Co-op Bank Q3 net profit declines by 10 percent

banking - November 21, 2020

Kenya’s Co-operative Bank net profit for the nine months period to September 30 declined by 10 percent over reduced banking transactions and increased provisioning to cushion against the economic disruption occasioned by the Covid-19 pandemic.

The lender, which is listed on the Nairobi Securities Exchange (NSE), recorded a profit after tax (PAT) of Ksh9.8 billion ($98 million) compared to Ksh10.9 billion ($109 million) in the same period last year, according to the unaudited financial statements released Thursday.

While the surge in loan loss provisioning and reduced non-funded (interest) income impacted the bank’s profitability the lender, which relies heavily on the country’s 15 million-member cooperative movement, increased its investment in government securities and disbursed more loans to stay afloat. This is reflected by a surge in interest income and loan book during the nine months to September 30, 2020.

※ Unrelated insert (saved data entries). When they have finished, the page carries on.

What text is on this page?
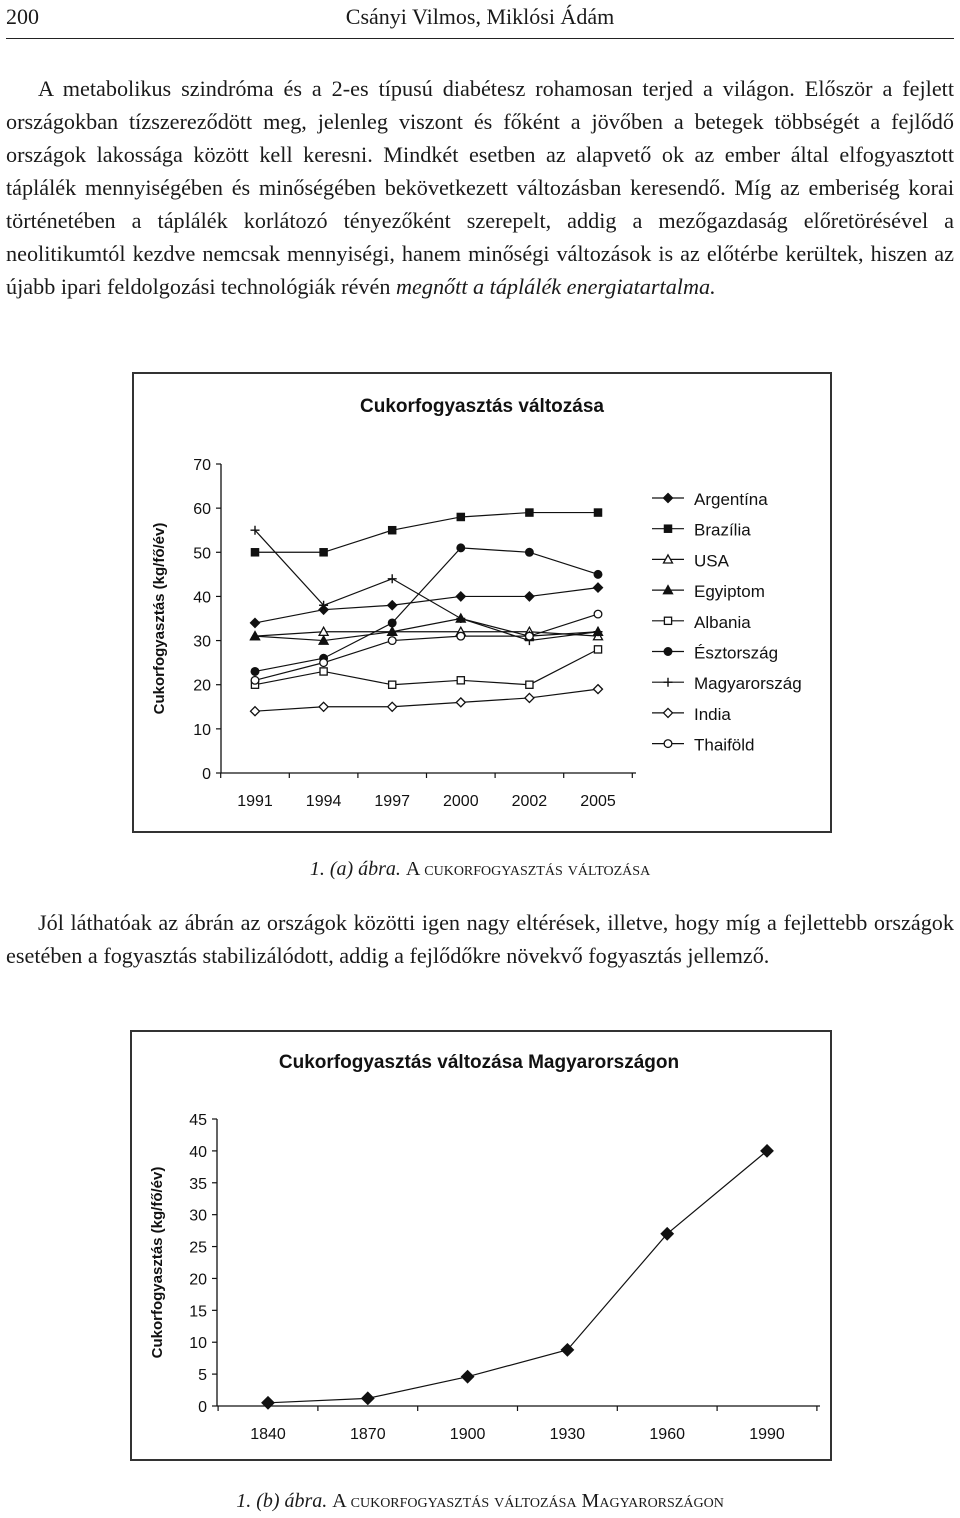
200	Csányi Vilmos, Miklósi Ádám

A metabolikus szindróma és a 2-es típusú diabétesz rohamosan terjed a világon. Először a fejlett országokban tízszereződött meg, jelenleg viszont és főként a jövőben a betegek többségét a fejlődő országok lakossága között kell keresni. Mindkét esetben az alapvető ok az ember által elfogyasztott táplálék mennyiségében és minőségében bekövetkezett változásban keresendő. Míg az emberiség korai történetében a táplálék korlátozó tényezőként szerepelt, addig a mezőgazdaság előretörésével a neolitikumtól kezdve nemcsak mennyiségi, hanem minőségi változások is az előtérbe kerültek, hiszen az újabb ipari feldolgozási technológiák révén megnőtt a táplálék energiatartalma.

Cukorfogyasztás változása
Cukorfogyasztás (kg/fő/év)
0
10
20
30
40
50
60
70
1991 1994 1997 2000 2002 2005
Argentína
Brazília
USA
Egyiptom
Albania
Észtország
Magyarország
India
Thaiföld
1. (a) ábra. A cukorfogyasztás változása

Jól láthatóak az ábrán az országok közötti igen nagy eltérések, illetve, hogy míg a fejlettebb országok esetében a fogyasztás stabilizálódott, addig a fejlődőkre növekvő fogyasztás jellemző.

Cukorfogyasztás változása Magyarországon
Cukorfogyasztás (kg/fő/év)
0
5
10
15
20
25
30
35
40
45
1840	1870	1900	1930	1960	1990
1. (b) ábra. A cukorfogyasztás változása Magyarországon
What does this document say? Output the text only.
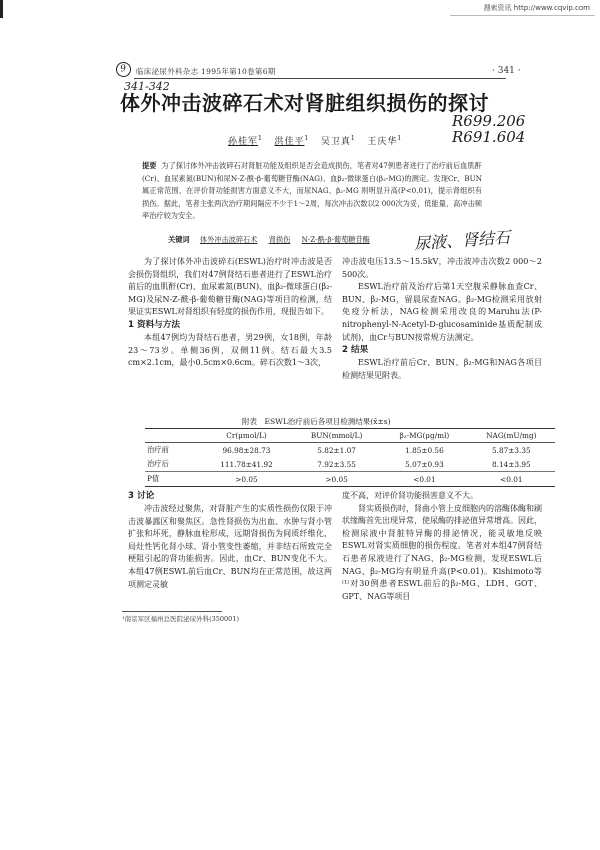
搜索资讯 http://www.cqvip.com
9
341-342
R699.206
R691.604
尿液、肾结石
临床泌尿外科杂志 1995年第10卷第6期	· 341 ·
体外冲击波碎石术对肾脏组织损伤的探讨
孙桂军$^1$ 洪佳平$^1$ 吴卫真$^1$ 王庆华$^1$
提要 为了探讨体外冲击波碎石对肾脏功能及组织是否会造成损伤，笔者对47例患者进行了治疗前后血肌酐(Cr)、血尿素氮(BUN)和尿N-Z-酰-β-葡萄糖苷酶(NAG)、血β₂-微球蛋白(β₂-MG)的测定。发现Cr、BUN 属正常范围，在评价肾功能损害方面意义不大，而尿NAG、β₂-MG 则明显升高(P<0.01)，提示肾组织有损伤。据此，笔者主张两次治疗期间隔应不少于1～2周，每次冲击次数以2 000次为妥，低能量、高冲击频率治疗较为安全。
关键词 体外冲击波碎石术 肾损伤 N-Z-酰-β-葡萄糖苷酶
为了探讨体外冲击波碎石(ESWL)治疗时冲击波是否会损伤肾组织，我们对47例肾结石患者进行了ESWL治疗前后的血肌酐(Cr)、血尿素氮(BUN)、血β₂-微球蛋白(β₂-MG)及尿N-Z-酰-β-葡萄糖苷酶(NAG)等项目的检测，结果证实ESWL对肾组织有轻度的损伤作用，现报告如下。
1 资料与方法
本组47例均为肾结石患者，男29例，女18例，年龄23～73岁。单侧36例，双侧11例。结石最大3.5 cm×2.1cm，最小0.5cm×0.6cm。碎石次数1～3次，
冲击波电压13.5～15.5kV，冲击波冲击次数2 000～2 500次。
ESWL治疗前及治疗后第1天空腹采静脉血查Cr、BUN、β₂-MG，留晨尿查NAG。β₂-MG检测采用放射免疫分析法，NAG检测采用改良的Maruhu法(P-nitrophenyl-N-Acetyl-D-glucosaminide基质配制成试剂)，血Cr与BUN按常规方法测定。
2 结果
ESWL治疗前后Cr、BUN、β₂-MG和NAG各项目检测结果见附表。
附表　ESWL治疗前后各项目检测结果(x̄±s)
	Cr(μmol/L)	BUN(mmol/L)	β₂-MG(μg/ml)	NAG(mU/mg)
治疗前	96.98±28.73	5.82±1.07	1.85±0.56	5.87±3.35
治疗后	111.78±41.92	7.92±3.55	5.07±0.93	8.14±3.95
P值	>0.05	>0.05	<0.01	<0.01
3 讨论
冲击波经过聚焦，对肾脏产生的实质性损伤仅限于冲击波暴露区和聚焦区。急性肾损伤为出血、水肿与肾小管扩张和坏死，静脉血栓形成，远期肾损伤为间质纤维化，局灶性钙化肾小球、肾小管变性萎缩，并非结石所致完全梗阻引起的肾功能损害。因此，血Cr、BUN变化不大。本组47例ESWL前后血Cr、BUN均在正常范围，故这两项测定灵敏
度不高，对评价肾功能损害意义不大。
肾实质损伤时，肾曲小管上皮细胞内的溶酶体酶和刷状缘酶首先出现异常，使尿酶的排泌值异常增高。因此，检测尿液中肾脏特异酶的排泌情况，能灵敏地反映ESWL对肾实质细胞的损伤程度。笔者对本组47例肾结石患者尿液进行了NAG、β₂-MG检测，发现ESWL后NAG、β₂-MG均有明显升高(P<0.01)。Kishimoto等⁽¹⁾对30例患者ESWL前后的β₂-MG、LDH、GOT、GPT、NAG等项目
¹南京军区福州总医院泌尿外科(350001)
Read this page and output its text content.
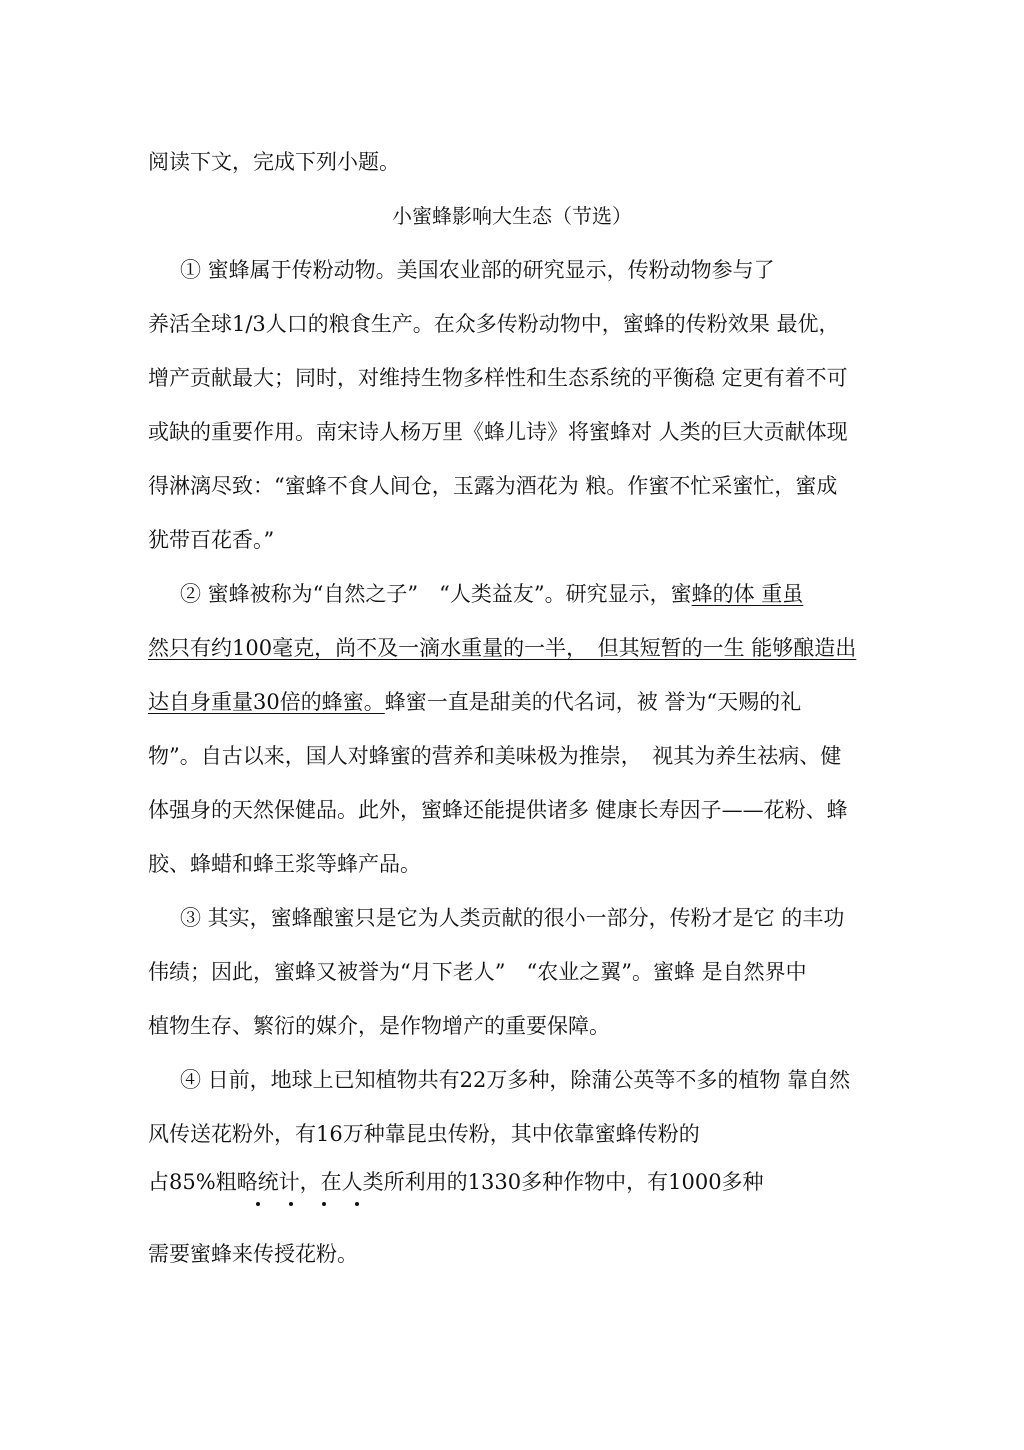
阅读下文，完成下列小题。
小蜜蜂影响大生态（节选）
① 蜜蜂属于传粉动物。美国农业部的研究显示，传粉动物参与了
养活全球1/3人口的粮食生产。在众多传粉动物中，蜜蜂的传粉效果 最优，
增产贡献最大；同时，对维持生物多样性和生态系统的平衡稳 定更有着不可
或缺的重要作用。南宋诗人杨万里《蜂儿诗》将蜜蜂对 人类的巨大贡献体现
得淋漓尽致：“蜜蜂不食人间仓，玉露为酒花为 粮。作蜜不忙采蜜忙，蜜成
犹带百花香。”
② 蜜蜂被称为“自然之子”　“人类益友”。研究显示，蜜蜂的体 重虽
然只有约100毫克，尚不及一滴水重量的一半，　但其短暂的一生 能够酿造出
达自身重量30倍的蜂蜜。蜂蜜一直是甜美的代名词，被 誉为“天赐的礼
物”。自古以来，国人对蜂蜜的营养和美味极为推崇，　视其为养生祛病、健
体强身的天然保健品。此外，蜜蜂还能提供诸多 健康长寿因子——花粉、蜂
胶、蜂蜡和蜂王浆等蜂产品。
③ 其实，蜜蜂酿蜜只是它为人类贡献的很小一部分，传粉才是它 的丰功
伟绩；因此，蜜蜂又被誉为“月下老人”　“农业之翼”。蜜蜂 是自然界中
植物生存、繁衍的媒介，是作物增产的重要保障。
④ 日前，地球上已知植物共有22万多种，除蒲公英等不多的植物 靠自然
风传送花粉外，有16万种靠昆虫传粉，其中依靠蜜蜂传粉的
占85%粗略统计，在人类所利用的1330多种作物中，有1000多种
需要蜜蜂来传授花粉。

Its net loans and advances grew by six percent to Ksh284.2 billion ($2.84 billion) from Ksh268.9 billion ($2.68 billion) while investment in government securities increased by 50 percent to Ksh142.3 billion ($1.42 billion) from Ksh94.6 billion ($946 million) in the same period last year.

Other lenders that have already published their Quarter 3 performances such as KCB and Equity bank have seen their net earnings tumble by 43 percent and 14 percent, respectively.

Coop bank, the country’s fourth largest lender by assets ($5.1 billion) increased its loan loss provision by 90 percent to Ksh4 billion ($40 million) from Ksh2.1 billion ($21 million) in response to the challenges that businesses and households are grappling with as a result of the coronavirus that has infected more than 72,000 people in the country.